Worldwide attack demands collaboration
Surgeries at some British hospitals were cancelled. Deliveries by FedEx were disrupted. In Spain, gas companies and telecoms were hit. Some car factories in France had to stop production. One-thousand computers in Russia’s interior ministry were infected.
And, experts say, that’s what getting lucky looks like. This weekend’s international cyberattacks could have been so much worse. But for the actions of a young cyber researcher in Britain, who found a ‘kill switch’ in the Wannacry ransomware, this story could be much scarier. How bad? British nuclear submarines use the same version of Windows that was victimized by the attack. Picture what could happen to submarines armed with nuclear weapons if their computer controls were frozen in mid-operation.
This isn’t science fiction. Cyber crime and terrorism are taking on new and frightening dimensions. Hysteria is unneeded and unwise. Extreme concern is not.
Computer giant Microsoft says the attack should serve as a wake-up call. Let’s hope Microsoft is looking in the mirror when it says that, considering that it was a security flaw in a recent Windows release that was exploited. The company issued a patch but many computers had not been updated. The weakness is thought to have been discovered by the American National Security Administration.

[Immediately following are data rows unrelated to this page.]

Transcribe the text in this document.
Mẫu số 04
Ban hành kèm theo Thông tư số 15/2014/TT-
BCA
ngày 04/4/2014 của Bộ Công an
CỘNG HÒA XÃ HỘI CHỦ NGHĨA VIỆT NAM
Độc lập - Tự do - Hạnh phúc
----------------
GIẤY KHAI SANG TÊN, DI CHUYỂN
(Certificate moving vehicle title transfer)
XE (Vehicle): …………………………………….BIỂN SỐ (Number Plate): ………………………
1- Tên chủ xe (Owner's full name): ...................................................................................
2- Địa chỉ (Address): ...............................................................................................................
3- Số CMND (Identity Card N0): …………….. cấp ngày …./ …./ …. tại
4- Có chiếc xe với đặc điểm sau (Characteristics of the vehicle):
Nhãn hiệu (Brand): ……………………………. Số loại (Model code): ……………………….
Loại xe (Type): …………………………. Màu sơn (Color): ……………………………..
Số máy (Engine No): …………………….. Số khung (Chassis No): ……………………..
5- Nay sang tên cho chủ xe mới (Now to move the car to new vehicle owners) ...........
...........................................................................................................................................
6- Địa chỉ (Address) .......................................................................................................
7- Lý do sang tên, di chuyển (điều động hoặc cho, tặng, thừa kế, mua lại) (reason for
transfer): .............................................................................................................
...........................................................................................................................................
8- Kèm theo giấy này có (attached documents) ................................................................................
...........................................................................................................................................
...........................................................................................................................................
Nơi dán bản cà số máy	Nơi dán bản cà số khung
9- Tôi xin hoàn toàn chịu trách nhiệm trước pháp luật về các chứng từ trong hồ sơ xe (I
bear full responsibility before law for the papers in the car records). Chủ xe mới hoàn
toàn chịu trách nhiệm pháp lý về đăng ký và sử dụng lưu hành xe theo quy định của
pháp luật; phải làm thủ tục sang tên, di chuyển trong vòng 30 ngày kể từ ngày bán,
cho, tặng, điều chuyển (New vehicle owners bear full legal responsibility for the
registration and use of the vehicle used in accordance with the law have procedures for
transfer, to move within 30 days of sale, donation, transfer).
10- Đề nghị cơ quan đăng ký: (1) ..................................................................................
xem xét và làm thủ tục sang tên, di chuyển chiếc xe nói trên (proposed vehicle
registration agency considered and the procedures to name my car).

And yet, 200,000 people in more than 150 countries were caught flat-footed. That’s not the worst part. One threat has been neutralized, but even the cyber sleuth who discovered the fix has worried aloud that the hackers will simply find a new way to enable the ransomware. Plug another hole, and they’ll come up with another new threat. The finger in the dike approach will not work here. That has experts like academic and writer Zeynep Tufekci suggesting that the world needs a “complete overhaul of how technology companies, governments and institutions operate and handle software.” And it has to happen at the highest levels where resources are available. The responsibility can’t be left for cash- and resource-strapped agencies such as Britain’s National Health System.
At every level, we need a new, proactive and collaborative strategy to deal with this sort of threat. Set aside protecting turf and proprietary concerns.
This is hardly the first such attack, although it may be the most widespread, which means the stakes are higher. We’ve heard all these warnings before, but nothing has come of them. We survive the cyberattack and things pretty much return to normal, which is to say, leaving ourselves vulnerable to another such attack, or something even worse.
Governments and the corporate world must stand together on this. If not, Tufekci and others warn, the consequences, sooner or later, will be “unthinkable.”